I will never, ever get tired of Hubble stunners.

That’s M74, a relatively nearby spiral galaxy in Pisces. Even at the terrifying distance of 100 30 million light years, this object can be seen with binoculars. It’s about 100,000 light years across, the same size as the Milky Way, and spirals that massive are rare in the Universe.

It’s face on to us; with almost no tilt at all. If you could transport yourself to M74 and look back toward home, we’d be tilted about 45 degrees with respect to your view.

This image is lush with treasure (click it to get the bigger versions; this compressed view I have here really drains the quality away). Where you see blue are regions where there are bright stars (which tend to be blue). The red areas are gas clouds of hydrogen (which glow at a characteristic red wavelength). Stars are being born there as you look.
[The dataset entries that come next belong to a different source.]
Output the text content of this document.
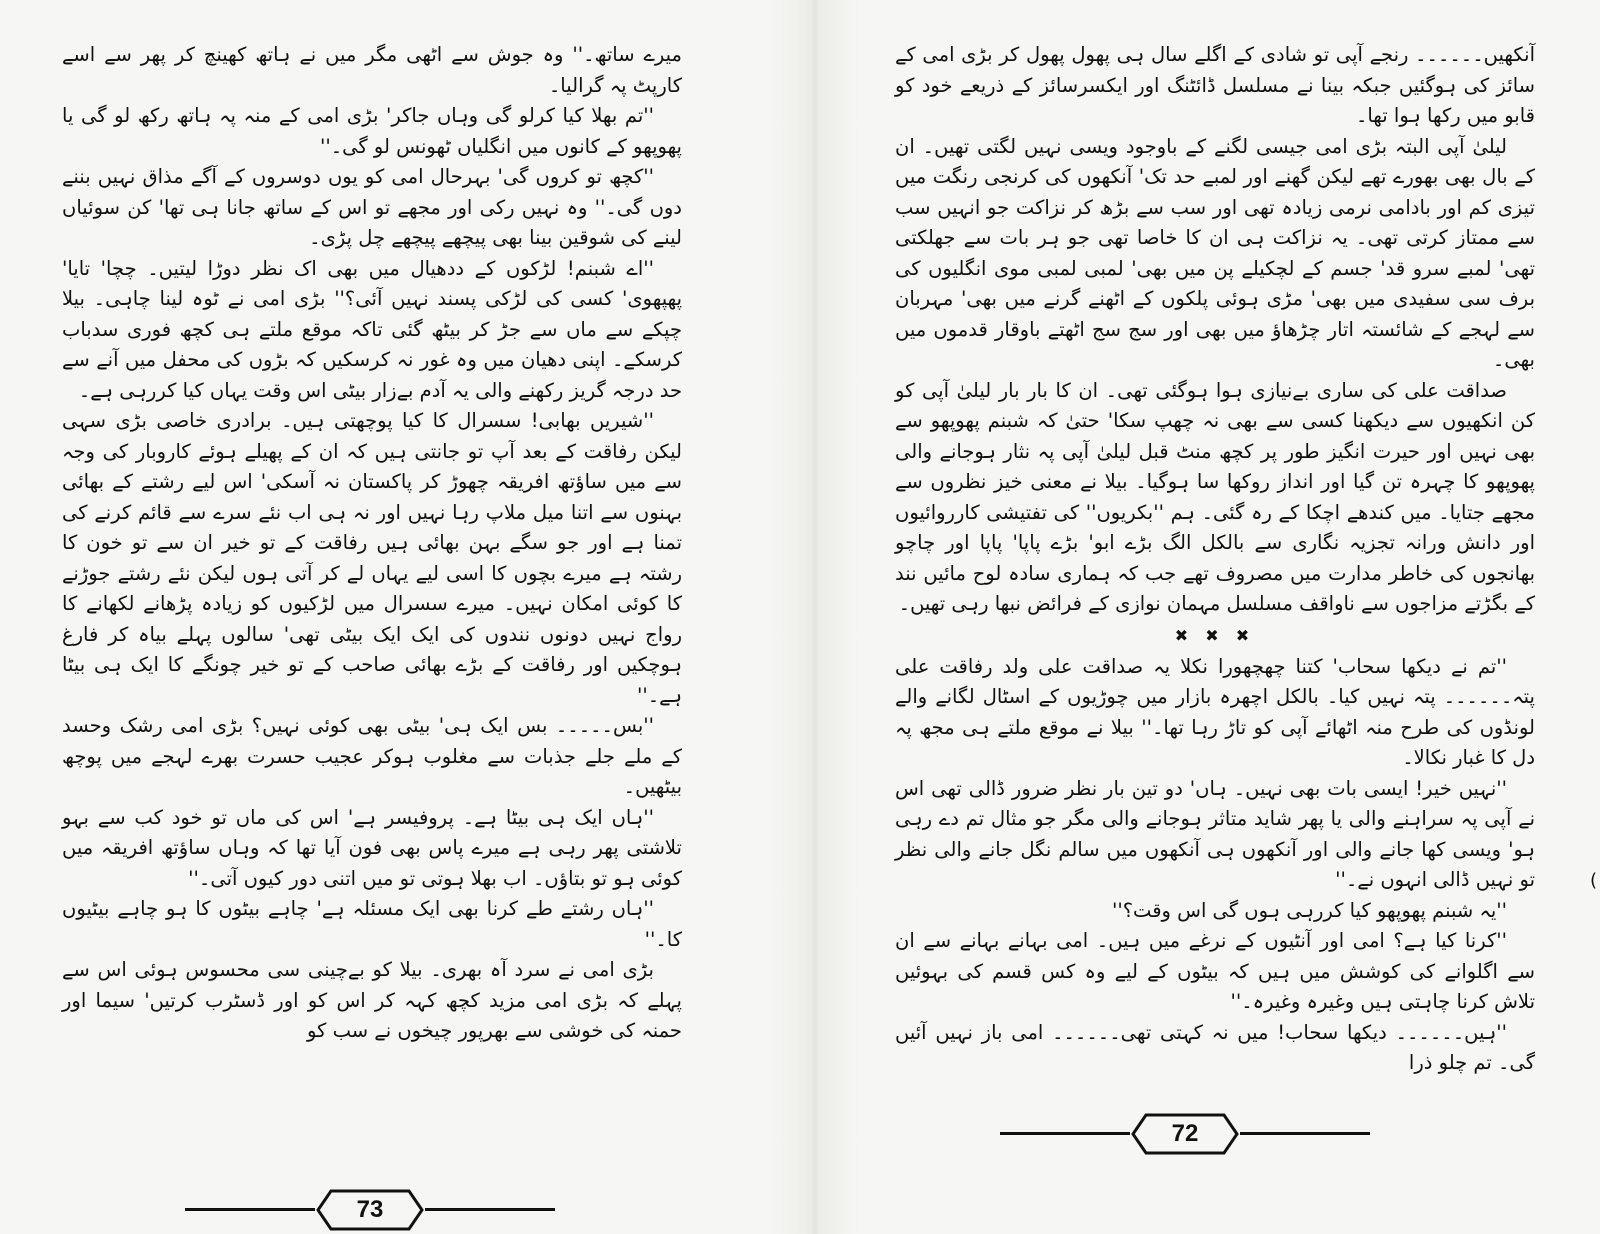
میرے ساتھ۔'' وہ جوش سے اٹھی مگر میں نے ہاتھ کھینچ کر پھر سے اسے کارپٹ پہ گرالیا۔

''تم بھلا کیا کرلو گی وہاں جاکر' بڑی امی کے منہ پہ ہاتھ رکھ لو گی یا پھوپھو کے کانوں میں انگلیاں ٹھونس لو گی۔''

''کچھ تو کروں گی' بہرحال امی کو یوں دوسروں کے آگے مذاق نہیں بننے دوں گی۔'' وہ نہیں رکی اور مجھے تو اس کے ساتھ جانا ہی تھا' کن سوئیاں لینے کی شوقین بینا بھی پیچھے پیچھے چل پڑی۔

''اے شبنم! لڑکوں کے ددھیال میں بھی اک نظر دوڑا لیتیں۔ چچا' تایا' پھپھوی' کسی کی لڑکی پسند نہیں آئی؟'' بڑی امی نے ٹوہ لینا چاہی۔ بیلا چپکے سے ماں سے جڑ کر بیٹھ گئی تاکہ موقع ملتے ہی کچھ فوری سدباب کرسکے۔ اپنی دھیان میں وہ غور نہ کرسکیں کہ بڑوں کی محفل میں آنے سے حد درجہ گریز رکھنے والی یہ آدم بےزار بیٹی اس وقت یہاں کیا کررہی ہے۔

''شیریں بھابی! سسرال کا کیا پوچھتی ہیں۔ برادری خاصی بڑی سہی لیکن رفاقت کے بعد آپ تو جانتی ہیں کہ ان کے پھیلے ہوئے کاروبار کی وجہ سے میں ساؤتھ افریقہ چھوڑ کر پاکستان نہ آسکی' اس لیے رشتے کے بھائی بہنوں سے اتنا میل ملاپ رہا نہیں اور نہ ہی اب نئے سرے سے قائم کرنے کی تمنا ہے اور جو سگے بہن بھائی ہیں رفاقت کے تو خیر ان سے تو خون کا رشتہ ہے میرے بچوں کا اسی لیے یہاں لے کر آتی ہوں لیکن نئے رشتے جوڑنے کا کوئی امکان نہیں۔ میرے سسرال میں لڑکیوں کو زیادہ پڑھانے لکھانے کا رواج نہیں دونوں نندوں کی ایک ایک بیٹی تھی' سالوں پہلے بیاہ کر فارغ ہوچکیں اور رفاقت کے بڑے بھائی صاحب کے تو خیر چونگے کا ایک ہی بیٹا ہے۔''

''بس۔۔۔۔۔ بس ایک ہی' بیٹی بھی کوئی نہیں؟ بڑی امی رشک وحسد کے ملے جلے جذبات سے مغلوب ہوکر عجیب حسرت بھرے لہجے میں پوچھ بیٹھیں۔

''ہاں ایک ہی بیٹا ہے۔ پروفیسر ہے' اس کی ماں تو خود کب سے بہو تلاشتی پھر رہی ہے میرے پاس بھی فون آیا تھا کہ وہاں ساؤتھ افریقہ میں کوئی ہو تو بتاؤں۔ اب بھلا ہوتی تو میں اتنی دور کیوں آتی۔''

''ہاں رشتے طے کرنا بھی ایک مسئلہ ہے' چاہے بیٹوں کا ہو چاہے بیٹیوں کا۔''

بڑی امی نے سرد آہ بھری۔ بیلا کو بےچینی سی محسوس ہوئی اس سے پہلے کہ بڑی امی مزید کچھ کہہ کر اس کو اور ڈسٹرب کرتیں' سیما اور حمنہ کی خوشی سے بھرپور چیخوں نے سب کو

73

آنکھیں۔۔۔۔۔۔ رنجے آپی تو شادی کے اگلے سال ہی پھول پھول کر بڑی امی کے سائز کی ہوگئیں جبکہ بینا نے مسلسل ڈائٹنگ اور ایکسرسائز کے ذریعے خود کو قابو میں رکھا ہوا تھا۔

لیلیٰ آپی البتہ بڑی امی جیسی لگنے کے باوجود ویسی نہیں لگتی تھیں۔ ان کے بال بھی بھورے تھے لیکن گھنے اور لمبے حد تک' آنکھوں کی کرنجی رنگت میں تیزی کم اور بادامی نرمی زیادہ تھی اور سب سے بڑھ کر نزاکت جو انہیں سب سے ممتاز کرتی تھی۔ یہ نزاکت ہی ان کا خاصا تھی جو ہر بات سے جھلکتی تھی' لمبے سرو قد' جسم کے لچکیلے پن میں بھی' لمبی لمبی موی انگلیوں کی برف سی سفیدی میں بھی' مڑی ہوئی پلکوں کے اٹھنے گرنے میں بھی' مہربان سے لہجے کے شائستہ اتار چڑھاؤ میں بھی اور سج سج اٹھتے باوقار قدموں میں بھی۔

صداقت علی کی ساری بےنیازی ہوا ہوگئی تھی۔ ان کا بار بار لیلیٰ آپی کو کن انکھیوں سے دیکھنا کسی سے بھی نہ چھپ سکا' حتیٰ کہ شبنم پھوپھو سے بھی نہیں اور حیرت انگیز طور پر کچھ منٹ قبل لیلیٰ آپی پہ نثار ہوجانے والی پھوپھو کا چہرہ تن گیا اور انداز روکھا سا ہوگیا۔ بیلا نے معنی خیز نظروں سے مجھے جتایا۔ میں کندھے اچکا کے رہ گئی۔ ہم ''بکریوں'' کی تفتیشی کارروائیوں اور دانش ورانہ تجزیہ نگاری سے بالکل الگ بڑے ابو' بڑے پاپا' پاپا اور چاچو بھانجوں کی خاطر مدارت میں مصروف تھے جب کہ ہماری سادہ لوح مائیں نند کے بگڑتے مزاجوں سے ناواقف مسلسل مہمان نوازی کے فرائض نبھا رہی تھیں۔

✖ ✖ ✖

''تم نے دیکھا سحاب' کتنا چھچھورا نکلا یہ صداقت علی ولد رفاقت علی پتہ۔۔۔۔۔۔ پتہ نہیں کیا۔ بالکل اچھرہ بازار میں چوڑیوں کے اسٹال لگانے والے لونڈوں کی طرح منہ اٹھائے آپی کو تاڑ رہا تھا۔'' بیلا نے موقع ملتے ہی مجھ پہ دل کا غبار نکالا۔

''نہیں خیر! ایسی بات بھی نہیں۔ ہاں' دو تین بار نظر ضرور ڈالی تھی اس نے آپی پہ سراہنے والی یا پھر شاید متاثر ہوجانے والی مگر جو مثال تم دے رہی ہو' ویسی کھا جانے والی اور آنکھوں ہی آنکھوں میں سالم نگل جانے والی نظر تو نہیں ڈالی انہوں نے۔''

''یہ شبنم پھوپھو کیا کررہی ہوں گی اس وقت؟''

''کرنا کیا ہے؟ امی اور آنٹیوں کے نرغے میں ہیں۔ امی بہانے بہانے سے ان سے اگلوانے کی کوشش میں ہیں کہ بیٹوں کے لیے وہ کس قسم کی بہوئیں تلاش کرنا چاہتی ہیں وغیرہ وغیرہ۔''

''ہیں۔۔۔۔۔۔ دیکھا سحاب! میں نہ کہتی تھی۔۔۔۔۔۔ امی باز نہیں آئیں گی۔ تم چلو ذرا

72
(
The yellowish center is where stars have not been born for billions of years; the majority of stars there are older, less massive, cooler, redder. The dark regions are dusty, filled with complex organic compounds which are very efficient at absorbing visible light. Like a city shrouded by fog, the galaxy’s starlight is hidden where dust lingers.
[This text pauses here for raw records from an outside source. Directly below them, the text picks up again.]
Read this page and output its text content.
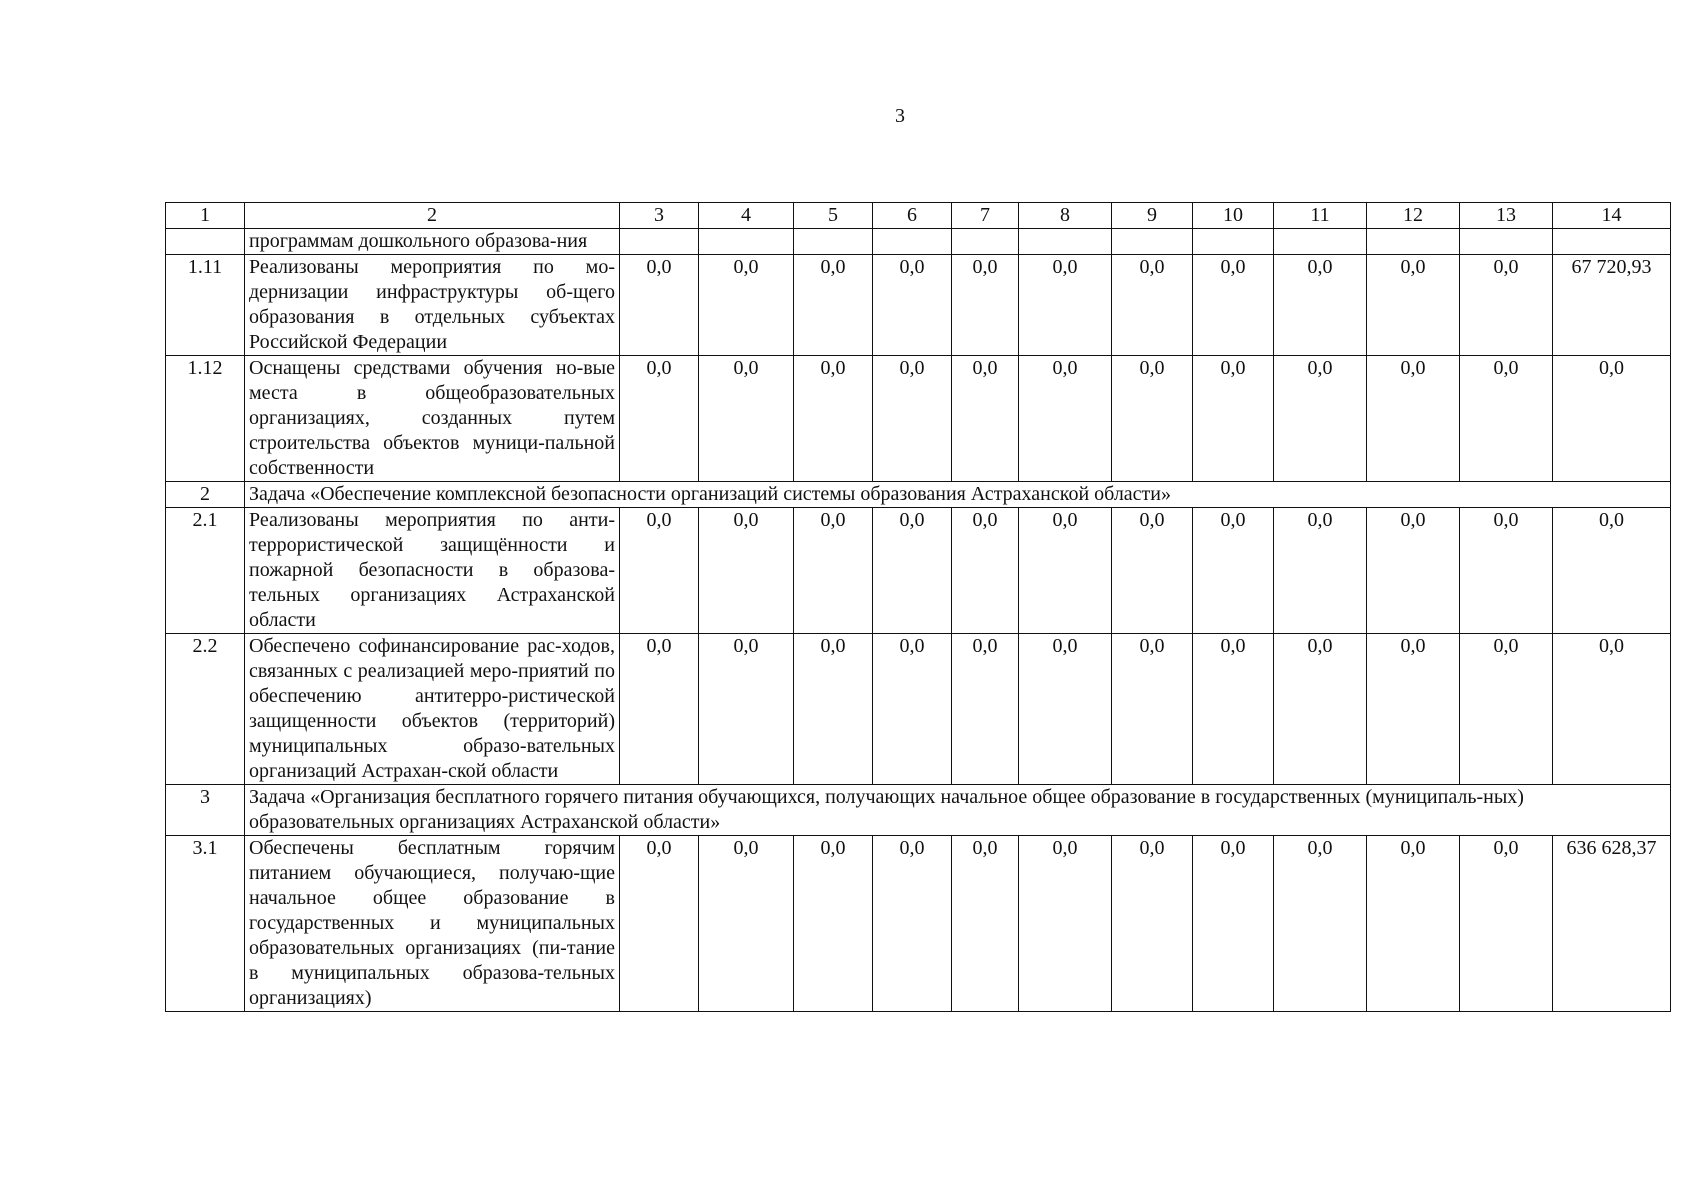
3
1	2	3	4	5	6	7	8	9	10	11	12	13	14
	программам дошкольного образова-ния												
1.11	Реализованы мероприятия по мо-дернизации инфраструктуры об-щего образования в отдельных субъектах Российской Федерации	0,0	0,0	0,0	0,0	0,0	0,0	0,0	0,0	0,0	0,0	0,0	67 720,93
1.12	Оснащены средствами обучения но-вые места в общеобразовательных организациях, созданных путем строительства объектов муници-пальной собственности	0,0	0,0	0,0	0,0	0,0	0,0	0,0	0,0	0,0	0,0	0,0	0,0
2	Задача «Обеспечение комплексной безопасности организаций системы образования Астраханской области»												
2.1	Реализованы мероприятия по анти-террористической защищённости и пожарной безопасности в образова-тельных организациях Астраханской области	0,0	0,0	0,0	0,0	0,0	0,0	0,0	0,0	0,0	0,0	0,0	0,0
2.2	Обеспечено софинансирование рас-ходов, связанных с реализацией меро-приятий по обеспечению антитерро-ристической защищенности объектов (территорий) муниципальных образо-вательных организаций Астрахан-ской области	0,0	0,0	0,0	0,0	0,0	0,0	0,0	0,0	0,0	0,0	0,0	0,0
3	Задача «Организация бесплатного горячего питания обучающихся, получающих начальное общее образование в государственных (муниципаль-ных) образовательных организациях Астраханской области»												
3.1	Обеспечены бесплатным горячим питанием обучающиеся, получаю-щие начальное общее образование в государственных и муниципальных образовательных организациях (пи-тание в муниципальных образова-тельных организациях)	0,0	0,0	0,0	0,0	0,0	0,0	0,0	0,0	0,0	0,0	0,0	636 628,37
In M74 in 2002, a massive star, 20 times our Sun’s mass at least, detonated in a titanic explosion. It was an epic blast, and astronomers wondered if it might be a hypernova, a particularly energetic supernova. It had many of the same characteristics of a hypernova, though not all of them. Still, how big is such an explosion? Think on this: in the event, the thermonuclear heat and pressure were so high that alchemy took place. Lighter elements fused into heavier ones. The amount of nickel alone created was about 0.07 times the mass of the Sun. That is more than 20,000 times the mass of the Earth. It’s far more massive than all the planets, moons, and asteroids in our solar system combined. That nickel was ejected from the explosion at many kilometers per second, and will be scattered into the gas and dust in M74, where it will get mixed in and become part of a new generation of solar systems.
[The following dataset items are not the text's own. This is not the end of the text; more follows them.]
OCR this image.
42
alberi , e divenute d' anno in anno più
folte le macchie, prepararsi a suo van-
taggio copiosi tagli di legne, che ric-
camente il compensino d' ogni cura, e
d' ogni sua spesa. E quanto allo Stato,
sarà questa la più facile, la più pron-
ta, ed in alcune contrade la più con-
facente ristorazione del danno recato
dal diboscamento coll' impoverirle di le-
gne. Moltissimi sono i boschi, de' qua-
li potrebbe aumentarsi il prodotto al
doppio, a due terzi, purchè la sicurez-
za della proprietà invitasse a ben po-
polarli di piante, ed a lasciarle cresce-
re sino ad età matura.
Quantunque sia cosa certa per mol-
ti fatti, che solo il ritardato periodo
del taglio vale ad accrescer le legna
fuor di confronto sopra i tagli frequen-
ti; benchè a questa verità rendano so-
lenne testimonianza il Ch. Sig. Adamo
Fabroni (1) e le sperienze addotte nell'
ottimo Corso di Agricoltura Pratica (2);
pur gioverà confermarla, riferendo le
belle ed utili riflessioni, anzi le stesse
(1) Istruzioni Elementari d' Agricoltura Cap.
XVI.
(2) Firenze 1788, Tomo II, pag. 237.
That image above is, at first glance, one of serene beauty and eminent permanence. But there are layers to it, veiled dangers beneath the luminescence, struggles between forces beyond our experience. Sometimes these struggles result in birth: stars, planets, even more basic building blocks. Sometimes they result in the destruction of these same things. But seen from the vast remoteness of a hundred million light years, they simply combine to form the magnificence of a grand design spiral galaxy.